In a trading update to the City the consultant said: “The significant fall in the group’s share price over the last few weeks […] has resulted in recent approaches to the company.
“The board does not believe that these preliminary approaches reflect the true value of the company.”
Mouchel also said it was planning to sell “non-core businesses” in an attempt to reduce its debt.
It said it had net bank borrowings of £109m at the end of November and is currently in talks to refinance this debt with its lenders, which include Royal Bank of Scotland (RBS), Barclays and Lloyds.
Deloitte will carry out the review ahead of the refinancing.
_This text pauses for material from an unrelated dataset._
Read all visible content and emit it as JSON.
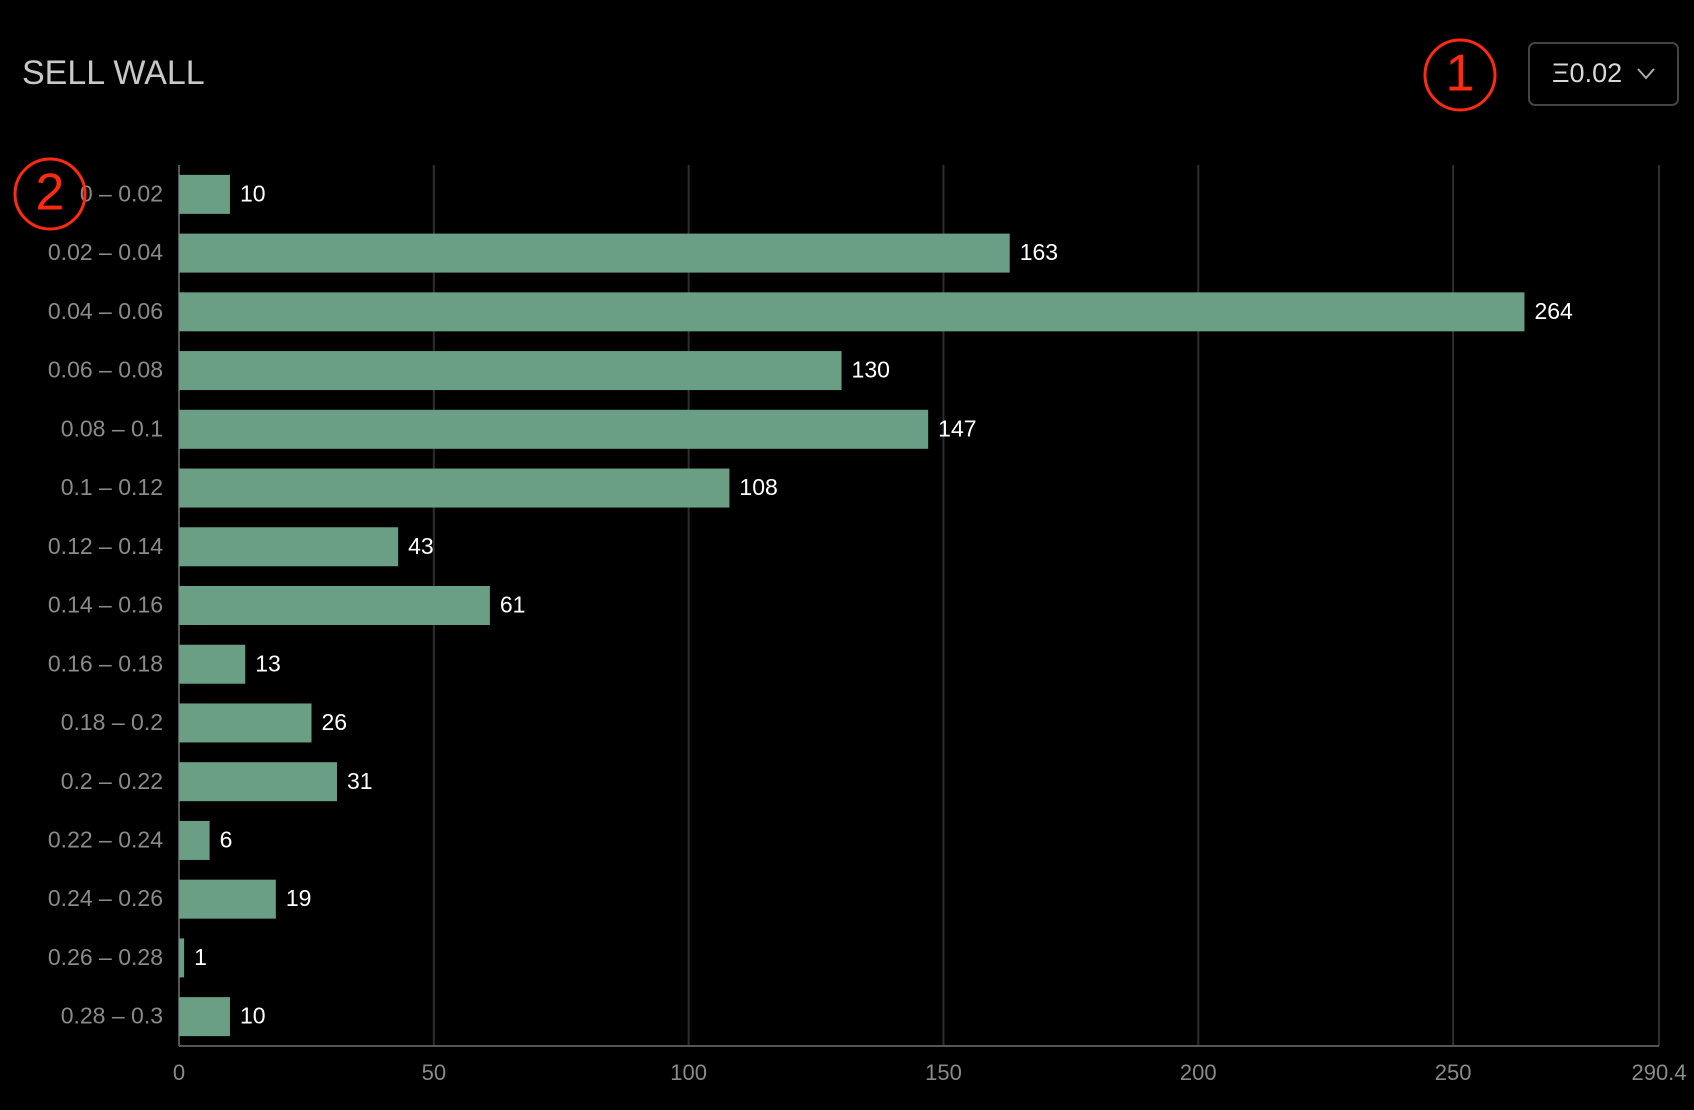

The group also restated that it expects the refinancing to be complete by the time of its interim results in March 2011, and said its banks remain supportive.
At the beginning of November it recorded a £14.7m pre-tax loss and its share price dived after fears it would be heavily exposed to public sector cuts.
However despite a decline in public sector clients, Mouchel said it was seeing an increase in councils preparing to outsource services. The group also said it was on track to exceed its full-year cost savingstarget of £25m.
At the end of November, the group’s order book had been maintained at £1.8bn and our pipeline of tenders and near term opportunities had increased to £2.6bn.